Hocamız Sait Yaz, kısaca Hicret’in önemine değindikten sonra, Şehrimizde 

meydana gelen “Karikatür Krizine” değindi.

Fethinde 27 sahabenin şehit düştüğü, yaşayıp bu şehirde makberleri 

olan 500’ü yakın sahabenin medfun olduğu, bir kaç peygambere ev 

sahipliği yapıp iki peygamber kabrini barındıran bu mübarek şehirde Allah 

Resulü’ne hakaret izlenimini veren karikatürler bilbordlara asılmıştı. Buna 

karşı sessiz kalmak mümkün değildi, Diyarbakır’ın Hür gençliği önce o 

karikatürleri bilbordlardan indirmişti, sonrasında da Sait Yaz Hocamızın 

hutbesine konu oldu.

“Reysül Ülema” olmaya layık düzeyde ilim ve hitabete sahip olan 

Sait Yaz Hocamız, olması gereken tepkisini dile getirip, Müslümanların 

takdir ve duasını alırken; kime, niçin namaz kıldığını bilmeyen bir vatandaş 

bu lanetli hadiseyi savunurcasına, üstadımızın lanetlemesine tepki 

gösterek, yüksek sesle beş bin kişilik bu mübarek camide tepki sesini 

yükseltiyor, yanındaki Müminin dayanamayıp ona fiziki müdahalesi de 

başka bir sıkıntı oluşturdu, şükürler olsun ki daha büyük bir felakete neden 

Umarım bu saygısızlık, ilgili şahsa bir ders olur. Böyle mübarek 

yerlerde bir daha böyle saygısızlık yapmaz, ayrıca kendini tutamayıp ona 

saldıran kardeşimiz için de, eline sağlık diyebilirim ama sabırlı olmayı 

başka zaman böyle bir durumla karşılaşırsa daha sağ duyulu davranmasını 

tavsiye ederim.

Yaz. Hocam kısaca cemaate şöyle seslendi: Kürt kardeşlerim bizim 

dinimiz ve namusunuz kutsaldır, onların uğruna ölüme de gidebiliriz, ama 

unutmayalım bizim için yegane “Namusu Ekber” Resulüllah’tır. Ne yazık 

ki Peygamberden nemalananlar, ben İslami STK’yım, şuyum buyum 

diyenlerden bir ses çıkmıyor, maalesef bizler uyuşuk hale geldik, aslında 

birileri cenaze namazımızı kılması lazım, insan olup biten yanlışlara, bu 

saygısızlığa karşı sessiz kalabilir mi?  

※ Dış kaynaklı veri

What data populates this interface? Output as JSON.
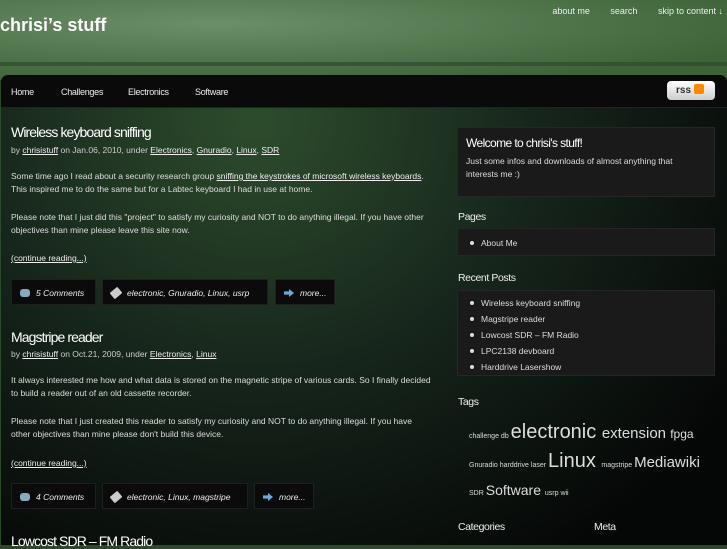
{
  "site": {
    "title": "chrisi’s stuff",
    "top_links": [
      "about me",
      "search",
      "skip to content ↓"
    ]
  },
  "nav": {
    "items": [
      "Home",
      "Challenges",
      "Electronics",
      "Software"
    ],
    "rss_label": "rss"
  },
  "posts": [
    {
      "title": "Wireless keyboard sniffing",
      "by": "by",
      "author": "chrisistuff",
      "on": "on Jan.06, 2010, under",
      "cats": [
        "Electronics",
        "Gnuradio",
        "Linux",
        "SDR"
      ],
      "p1_pre": "Some time ago I read about a security research group ",
      "p1_link": "sniffing the keystrokes of microsoft wireless keyboards",
      "p1_post": ". This inspired me to do the same but for a Labtec keyboard I had in use at home.",
      "p2": "Please note that I just did this \"project\" to satisfy my curiosity and NOT to do anything illegal. If you have other objectives than mine please leave this site now.",
      "continue": "(continue reading...)",
      "comments": "5 Comments",
      "tags": "electronic, Gnuradio, Linux, usrp",
      "more": "more..."
    },
    {
      "title": "Magstripe reader",
      "by": "by",
      "author": "chrisistuff",
      "on": "on Oct.21, 2009, under",
      "cats": [
        "Electronics",
        "Linux"
      ],
      "p1_pre": "It always interested me how and what data is stored on the magnetic stripe of various cards. So I finally decided to build a reader out of an old cassette recorder.",
      "p1_link": "",
      "p1_post": "",
      "p2": "Please note that I just created this reader to satisfy my curiosity and NOT to do anything illegal. If you have other objectives than mine please don't build this device.",
      "continue": "(continue reading...)",
      "comments": "4 Comments",
      "tags": "electronic, Linux, magstripe",
      "more": "more..."
    },
    {
      "title": "Lowcost SDR – FM Radio"
    }
  ],
  "sidebar": {
    "welcome_title": "Welcome to chrisi's stuff!",
    "welcome_text": "Just some infos and downloads of almost anything that interests me :)",
    "pages_title": "Pages",
    "pages": [
      "About Me"
    ],
    "recent_title": "Recent Posts",
    "recent": [
      "Wireless keyboard sniffing",
      "Magstripe reader",
      "Lowcost SDR – FM Radio",
      "LPC2138 devboard",
      "Harddrive Lasershow"
    ],
    "tags_title": "Tags",
    "tags": [
      {
        "t": "challenge",
        "s": 7
      },
      {
        "t": "db",
        "s": 7
      },
      {
        "t": "electronic",
        "s": 20
      },
      {
        "t": "extension",
        "s": 15
      },
      {
        "t": "fpga",
        "s": 12
      },
      {
        "t": "Gnuradio",
        "s": 7
      },
      {
        "t": "harddrive",
        "s": 7
      },
      {
        "t": "laser",
        "s": 7
      },
      {
        "t": "Linux",
        "s": 20
      },
      {
        "t": "magstripe",
        "s": 7
      },
      {
        "t": "Mediawiki",
        "s": 15
      },
      {
        "t": "SDR",
        "s": 7
      },
      {
        "t": "Software",
        "s": 14
      },
      {
        "t": "usrp",
        "s": 7
      },
      {
        "t": "wii",
        "s": 7
      }
    ],
    "categories_title": "Categories",
    "meta_title": "Meta"
  }
}
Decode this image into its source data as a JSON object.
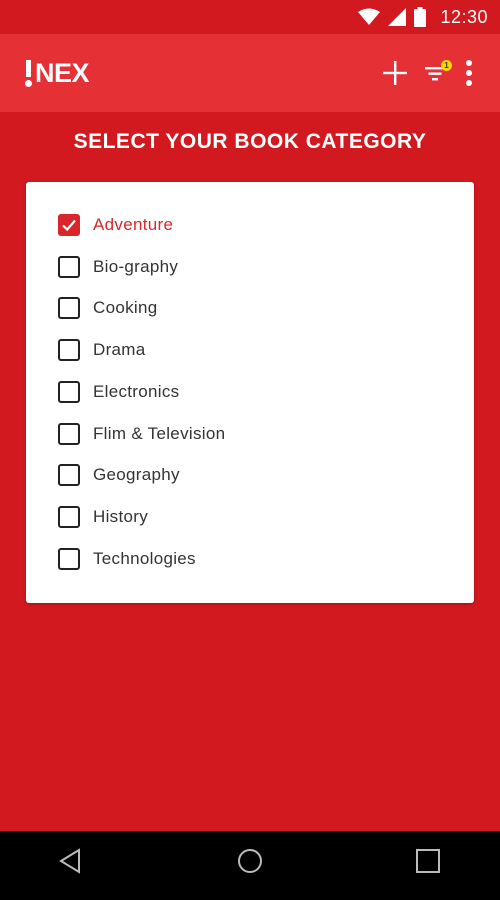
{
  "status_bar": {
    "time": "12:30"
  },
  "app_bar": {
    "logo_text": "NEX",
    "filter_badge_count": "1"
  },
  "page": {
    "title": "SELECT YOUR BOOK CATEGORY"
  },
  "categories": [
    {
      "label": "Adventure",
      "checked": true
    },
    {
      "label": "Bio-graphy",
      "checked": false
    },
    {
      "label": "Cooking",
      "checked": false
    },
    {
      "label": "Drama",
      "checked": false
    },
    {
      "label": "Electronics",
      "checked": false
    },
    {
      "label": "Flim & Television",
      "checked": false
    },
    {
      "label": "Geography",
      "checked": false
    },
    {
      "label": "History",
      "checked": false
    },
    {
      "label": "Technologies",
      "checked": false
    }
  ],
  "colors": {
    "brand_red": "#d1191f",
    "app_bar": "#e53036",
    "accent": "#d9252b",
    "badge": "#f5d60e"
  },
  "icons": [
    "wifi-icon",
    "signal-icon",
    "battery-icon",
    "plus-icon",
    "filter-icon",
    "more-vert-icon",
    "back-icon",
    "home-icon",
    "recents-icon"
  ]
}
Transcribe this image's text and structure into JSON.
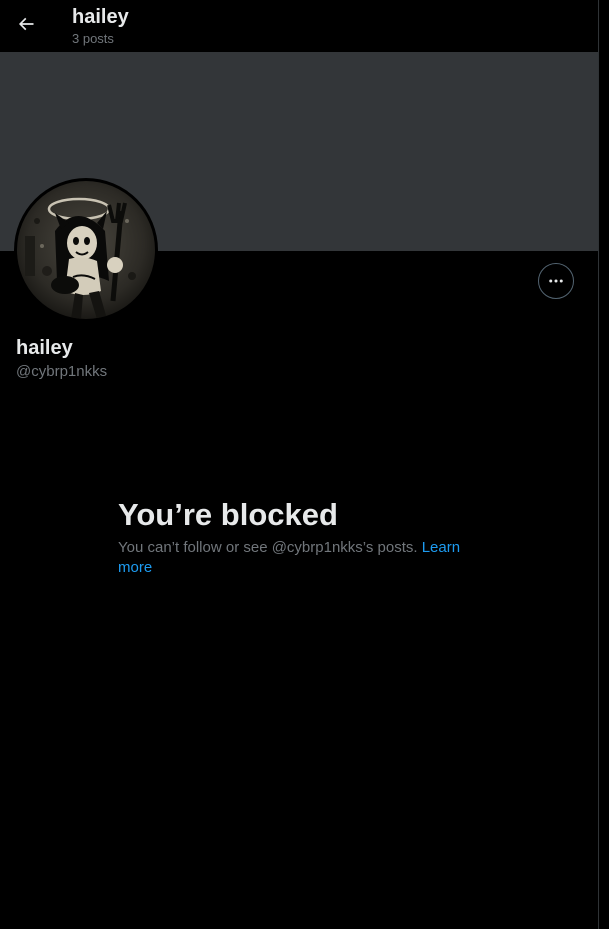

Muhterem Sait Yaz hocam Cuma hutbesinde bu hakikate vurgu 

yaparak tarihe not düştü, tarih yazdı. Hocama müteşekkiriz. 

Bu işleri kimler yapıtı araştırıp bulmak gerek, her kim olursa olsun  

muhakkak tespit edilip cezalandırılması lazım. Evet yazılı bir basın 

açıklamasıyla halktan özür dillendi ama yeterli değildir. Bu zihniyetteki 

insanlar ne diye benim belediyemden maaş alıyor, insanımızın manevi 

dünyasına sıkıntı veriyorlar?

İşte cami, işte imam; Sahabe şehrinde sahabe sesi yankılandı, Yüce 

Allah’a şükürler olsun.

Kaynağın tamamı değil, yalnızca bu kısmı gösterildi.